Les mots d’Edgar Rice Burroughs

Comme tout le monde je connaissais le personnage de Tarzan. Homme sauvage emblématique se balançant dans notre enfance de lianes en lianes, cheveux aux vents et muscles bandés. J’ignorais que cet héros emblématique popularisé par le petit écran tirait son origine d’une série de romans d’Edgar Rice Burroughs, et que ses aventures le mèneraient jusque sur la planète mars. Caustique !

Cette nuit-là, un petit garçon naquit aux portes de la forêt vierge, dans une petite cabane, pendant qu’un léopard feulait devant la porte et que les notes graves du rugissement d’un lion montaient de l’autre côté de la petite éminence.

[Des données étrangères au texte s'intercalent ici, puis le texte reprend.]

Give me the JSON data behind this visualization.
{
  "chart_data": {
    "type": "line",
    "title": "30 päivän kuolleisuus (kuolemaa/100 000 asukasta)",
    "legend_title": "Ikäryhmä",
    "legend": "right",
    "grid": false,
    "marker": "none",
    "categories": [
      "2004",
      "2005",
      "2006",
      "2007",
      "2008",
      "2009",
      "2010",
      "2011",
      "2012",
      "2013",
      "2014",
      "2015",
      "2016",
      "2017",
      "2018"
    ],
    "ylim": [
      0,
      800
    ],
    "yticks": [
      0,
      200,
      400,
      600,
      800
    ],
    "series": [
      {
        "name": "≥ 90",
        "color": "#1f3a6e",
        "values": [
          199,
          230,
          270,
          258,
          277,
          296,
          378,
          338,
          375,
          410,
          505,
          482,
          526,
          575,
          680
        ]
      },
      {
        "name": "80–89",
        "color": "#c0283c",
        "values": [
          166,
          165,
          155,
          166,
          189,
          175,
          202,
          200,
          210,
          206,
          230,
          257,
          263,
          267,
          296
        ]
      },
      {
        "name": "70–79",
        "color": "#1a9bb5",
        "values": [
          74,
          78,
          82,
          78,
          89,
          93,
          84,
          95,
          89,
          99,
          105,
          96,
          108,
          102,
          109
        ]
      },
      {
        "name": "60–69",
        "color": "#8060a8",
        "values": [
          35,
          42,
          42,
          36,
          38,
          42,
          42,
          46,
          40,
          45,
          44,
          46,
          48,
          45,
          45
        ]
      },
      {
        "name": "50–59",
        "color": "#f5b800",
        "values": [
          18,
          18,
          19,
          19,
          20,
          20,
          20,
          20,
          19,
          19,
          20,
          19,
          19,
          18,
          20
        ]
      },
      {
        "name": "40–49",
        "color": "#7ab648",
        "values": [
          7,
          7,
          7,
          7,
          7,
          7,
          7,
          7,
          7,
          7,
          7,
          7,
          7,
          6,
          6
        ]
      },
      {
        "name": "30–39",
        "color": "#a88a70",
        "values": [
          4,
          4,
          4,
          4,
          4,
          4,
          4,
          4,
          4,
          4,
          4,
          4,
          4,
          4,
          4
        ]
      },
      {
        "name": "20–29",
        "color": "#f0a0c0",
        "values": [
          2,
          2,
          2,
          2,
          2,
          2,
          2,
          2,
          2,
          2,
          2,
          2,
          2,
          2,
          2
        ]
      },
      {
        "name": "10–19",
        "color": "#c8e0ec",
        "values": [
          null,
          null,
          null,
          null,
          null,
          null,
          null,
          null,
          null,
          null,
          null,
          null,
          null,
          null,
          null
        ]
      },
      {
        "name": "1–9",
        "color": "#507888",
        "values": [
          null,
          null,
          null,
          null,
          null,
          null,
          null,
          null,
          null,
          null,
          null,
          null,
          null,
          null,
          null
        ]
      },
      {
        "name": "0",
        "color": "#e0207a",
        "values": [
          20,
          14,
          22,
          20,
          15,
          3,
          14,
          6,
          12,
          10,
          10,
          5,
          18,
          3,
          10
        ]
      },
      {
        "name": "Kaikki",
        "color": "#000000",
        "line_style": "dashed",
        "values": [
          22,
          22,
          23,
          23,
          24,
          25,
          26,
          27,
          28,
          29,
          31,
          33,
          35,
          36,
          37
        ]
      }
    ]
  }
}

L’ensemble du récit est plutôt récréatif, on y retrouve les Clayton abandonnés dans une jungle inhospitalière qui les engloutira, le cri de Tarzan qui y résonne ; d’abord en un babillement naïf puis en un signal guttural des plus sauvages. C’est une histoire plutôt plaisante à lire, si l’on aime les scènes de chasse viriles et la mise à mal des personnages féminins. Alice Clayton faible femme perd la raison et meurt. Esmeralda est décrite comme une grosse femme noire s’évanouissant sans cesse, dont je n’ai toujours pas saisi la fonction, si ce n’est celle d’être un personnage type reflétant les pires poncifs de l’époque. Jane tombe amoureuse en un clin d’oeil de cet homme à demi-nu dont les muscles saillants et le physique de dieu grec font vaciller son entendement, on la croyait futée elle se montre finalement godiche et indécise.

Tarzan personnifiait à la dois l’homme primitif, le chasseur et le guerrier. 

Ce livre regorge de passages captivants. On suit avec plaisir l’évolution du jeune Tarzan, son apprentissage en autodidacte de la lecture et l’écriture, le questionnement progressif de son identité. Mais ce livre foisonne aussi de passages à s’arracher les cheveux en 2020, tant les personnages sont caricaturaux et manquent de profondeur. On s’étonnera ainsi du bilinguisme quasi instantané du héros, des ellipses temporelles qui le transportent en Amérique pile au moment où sa belle Jane allait en épouser un autre.

Un livre qui a mal vieilli mais qui n’est pas dépourvu de charme et dont on comprend l’engouement à l’adapter en différents médiums.